8品目の買上げ単価決定

買い上げ単価

基準日通知はスモモのみ
廃棄時期など不明点も

県は16日、ミカンコミバエの緊急防除に伴う生産補償に関し、スモモやパッションフルーツ、バナナなど8品目の1㌔あたりの買い上げ単価を発表した。今回示された買い上げ単価では果菜類も含まれ、このうちトマトは標準価格が240円上限価格520円となった。だが、8品目は移動制限基準日が通知されていないものが多く、法律上、廃棄命令による廃棄時期などについては不明な点も残る。

単価は奄美大島の市町村担当者、生産者などをメンバーとした評価会で意見を取りまとめて決定した。先月27日に公表したポンカン、タンカンと同様、各品目の標準単価や上限単価はJAや公設市場の取り扱い実績のうち、最近5カ年の平均単価から最高と最低を除いた中庸3カ年の平均や個別販売の実績などを基に算出。
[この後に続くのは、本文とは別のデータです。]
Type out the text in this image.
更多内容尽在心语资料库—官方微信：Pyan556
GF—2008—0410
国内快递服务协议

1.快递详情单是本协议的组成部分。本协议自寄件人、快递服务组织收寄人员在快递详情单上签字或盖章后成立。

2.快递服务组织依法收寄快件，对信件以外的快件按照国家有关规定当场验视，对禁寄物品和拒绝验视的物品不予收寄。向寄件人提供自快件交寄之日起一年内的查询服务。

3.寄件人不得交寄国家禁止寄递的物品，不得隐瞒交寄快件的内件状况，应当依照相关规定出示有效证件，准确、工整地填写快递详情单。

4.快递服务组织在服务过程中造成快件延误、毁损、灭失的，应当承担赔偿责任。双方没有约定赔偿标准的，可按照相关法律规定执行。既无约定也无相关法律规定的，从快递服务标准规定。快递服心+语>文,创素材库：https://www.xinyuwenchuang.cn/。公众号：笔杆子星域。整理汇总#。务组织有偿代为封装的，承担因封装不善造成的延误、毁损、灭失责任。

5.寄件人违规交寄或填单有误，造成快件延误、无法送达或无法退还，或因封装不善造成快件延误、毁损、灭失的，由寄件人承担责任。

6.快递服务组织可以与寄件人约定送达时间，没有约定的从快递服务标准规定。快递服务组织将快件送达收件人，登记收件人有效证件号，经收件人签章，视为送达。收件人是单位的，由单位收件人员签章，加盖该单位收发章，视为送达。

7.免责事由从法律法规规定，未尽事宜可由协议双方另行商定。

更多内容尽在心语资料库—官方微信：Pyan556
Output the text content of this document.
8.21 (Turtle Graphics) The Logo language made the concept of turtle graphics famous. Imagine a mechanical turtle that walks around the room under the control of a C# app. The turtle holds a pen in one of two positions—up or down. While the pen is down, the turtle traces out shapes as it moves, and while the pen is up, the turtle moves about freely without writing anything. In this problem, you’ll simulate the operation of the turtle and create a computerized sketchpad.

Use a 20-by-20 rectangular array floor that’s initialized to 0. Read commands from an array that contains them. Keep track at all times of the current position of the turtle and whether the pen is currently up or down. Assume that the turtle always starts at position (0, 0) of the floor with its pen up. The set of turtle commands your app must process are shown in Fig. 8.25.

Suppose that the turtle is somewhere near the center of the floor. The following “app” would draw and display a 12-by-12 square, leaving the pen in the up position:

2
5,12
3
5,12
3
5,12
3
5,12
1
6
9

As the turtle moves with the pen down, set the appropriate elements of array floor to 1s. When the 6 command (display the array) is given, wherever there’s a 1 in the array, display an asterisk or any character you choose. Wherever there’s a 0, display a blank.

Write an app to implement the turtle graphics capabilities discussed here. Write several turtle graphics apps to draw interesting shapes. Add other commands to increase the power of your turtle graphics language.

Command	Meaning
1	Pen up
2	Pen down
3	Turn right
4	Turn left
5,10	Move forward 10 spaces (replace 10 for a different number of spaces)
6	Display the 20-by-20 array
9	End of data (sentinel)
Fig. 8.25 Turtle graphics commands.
規格外品など商品性が低い「その他」は加工用として取引される額を、自家消費用は肥料や薬剤など栽培に必要な経費相当分をそれぞれ考慮した。

より実勢価格に近づけるため、品目ごとに8~22段階(自家消費分含む)の段階的な価格帯を設定。補償は販売実績の証拠書類を廃棄作業の主体となる各市町村へ事前に提出し、農家ごとの平均単価を算出して、廃棄命令を受け廃棄処分時に計測した果実などの数量をかけた額が補償される。

生産補償は対象品目ごとに定められた移動制限基準日以降、ミカンコミバエ種群の誘殺が確認された地点から半径5㌔以内の区域を「特定移動制限区域」に指定し、植物防疫官の廃棄命令により区域内で生産された品目を廃棄した分について、県が買い上げる仕組みとなっている。しかし、今回示された買い上げ単価のうち、農林水産省が基準日を通知しているのはスモモ(2016年2月22日)のみとなっている。

県大島支庁農林水産部の東洋行部長は、「スモモについては基準日以降、ミカンコミバエの誘殺が確認された場合のみ廃棄命令が出され廃棄の対象となる。現時点では廃棄とならないので注意してほしい」とし、残る7品目については「収穫時期が長期間続く品目もあり、現在国で基準日を検討している。これらの果実・果菜の廃棄命令については、植物防疫所へ相談して今後の対応をしてほしい」と話した。